Philly Cheesesteak Sandwiches
Ingredients:
1 lb eye round or rib steak, sliced VERY thin (almost shaved– ask the butcher to slice it– or stick it in the freezer until it’s starting to freeze and slice it yourself– the thinner the better!)
2 yellow onions, sliced thin
2 green peppers, sliced into strips (optional)
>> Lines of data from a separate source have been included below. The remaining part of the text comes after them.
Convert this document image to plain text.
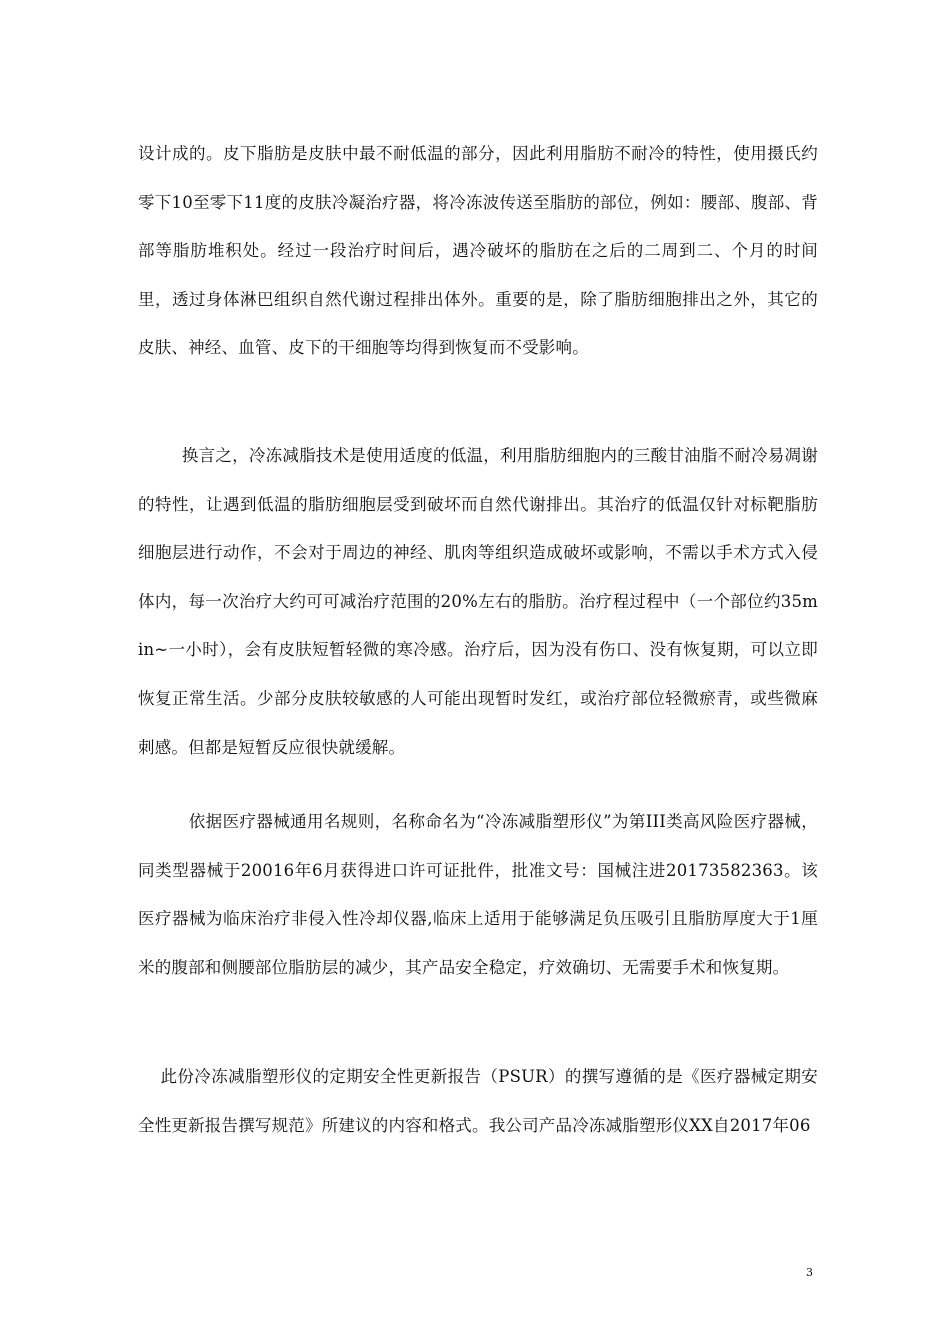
设计成的。皮下脂肪是皮肤中最不耐低温的部分，因此利用脂肪不耐冷的特性，使用摄氏约零下10至零下11度的皮肤冷凝治疗器，将冷冻波传送至脂肪的部位，例如：腰部、腹部、背部等脂肪堆积处。经过一段治疗时间后，遇冷破坏的脂肪在之后的二周到二、个月的时间里，透过身体淋巴组织自然代谢过程排出体外。重要的是，除了脂肪细胞排出之外，其它的皮肤、神经、血管、皮下的干细胞等均得到恢复而不受影响。

换言之，冷冻减脂技术是使用适度的低温，利用脂肪细胞内的三酸甘油脂不耐冷易凋谢的特性，让遇到低温的脂肪细胞层受到破坏而自然代谢排出。其治疗的低温仅针对标靶脂肪细胞层进行动作，不会对于周边的神经、肌肉等组织造成破坏或影响，不需以手术方式入侵体内，每一次治疗大约可可减治疗范围的20%左右的脂肪。治疗程过程中（一个部位约35min~一小时），会有皮肤短暂轻微的寒冷感。治疗后，因为没有伤口、没有恢复期，可以立即恢复正常生活。少部分皮肤较敏感的人可能出现暂时发红，或治疗部位轻微瘀青，或些微麻刺感。但都是短暂反应很快就缓解。

依据医疗器械通用名规则，名称命名为“冷冻减脂塑形仪”为第III类高风险医疗器械，同类型器械于20016年6月获得进口许可证批件，批准文号：国械注进20173582363。该医疗器械为临床治疗非侵入性冷却仪器,临床上适用于能够满足负压吸引且脂肪厚度大于1厘米的腹部和侧腰部位脂肪层的减少，其产品安全稳定，疗效确切、无需要手术和恢复期。

此份冷冻减脂塑形仪的定期安全性更新报告（PSUR）的撰写遵循的是《医疗器械定期安全性更新报告撰写规范》所建议的内容和格式。我公司产品冷冻减脂塑形仪XX自2017年06

3
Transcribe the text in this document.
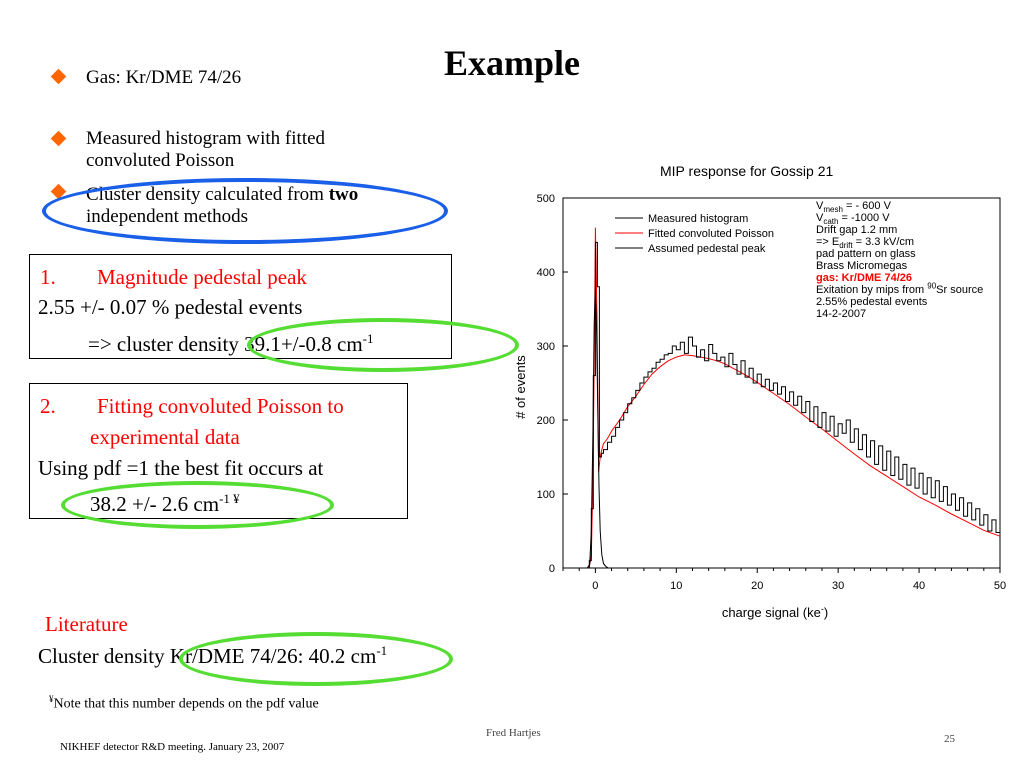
Example
Gas: Kr/DME 74/26
Measured histogram with fitted
convoluted Poisson
Cluster density calculated from two
independent methods
1. Magnitude pedestal peak
2.55 +/- 0.07 % pedestal events
=> cluster density 39.1+/-0.8 $cm^{-1}$
2. Fitting convoluted Poisson to
experimental data
Using pdf =1 the best fit occurs at
38.2 +/- 2.6 $cm^{-1 ¥}$
Literature
Cluster density Kr/DME 74/26: 40.2 $cm^{-1}$
¥Note that this number depends on the pdf value
Fred Hartjes
NIKHEF detector R&D meeting. January 23, 2007
25
MIP response for Gossip 21
0
100
200
300
400
500
0	10	20	30	40	50
Measured histogram
Fitted convoluted Poisson
Assumed pedestal peak
# of events
charge signal (ke-)
$V_{mesh}$ = - 600 V
$V_{cath} = -1000$ V
Drift gap 1.2 mm
=> $E_{drift} = 3.3$ kV/cm
pad pattern on glass
Brass Micromegas
gas: Kr/DME 74/26
Exitation by mips from $^{90}$Sr source
2.55% pedestal events
14-2-2007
8 oz mushrooms, sliced (optional)
olive oil
salt, to taste
fresh cracked pepper, to taste
8 slices Provolone cheese (or alternatively you can use Cheez Wiz)
4 hoagie rolls, sliced
Directions:
Add olive oil to a saute pan (do NOT use a non-stick pan), saute onions (and green peppers and mushrooms, if you like) over medium heat until tender and browned– season with salt and pepper– keep onions and peppers in the pan, just push them to the side (away from the heat)– add more olive oil– and then add enough meat for ONE sandwich (approximately 1/4 pound)– season meat with salt/pepper to taste, once the meat is browned on both sides, scoop some onions (and peppers/mushrooms) on top of the meat– and add two slices of cheese on top of the meat/onions– and then open up the hoagie roll and place it on face down (the two sides of the open part of the roll should be touching the pan and the ‘hinge’ should be facing up, away from the pan– it should look like this in the pan: ^) on top of the meat/toppings/cheese for approximately one minute (or until the cheese melts)– using a spatula, remove the entire sandwich from the pan and place it on a plate. Repeat this process for each sandwich individually. Enjoy!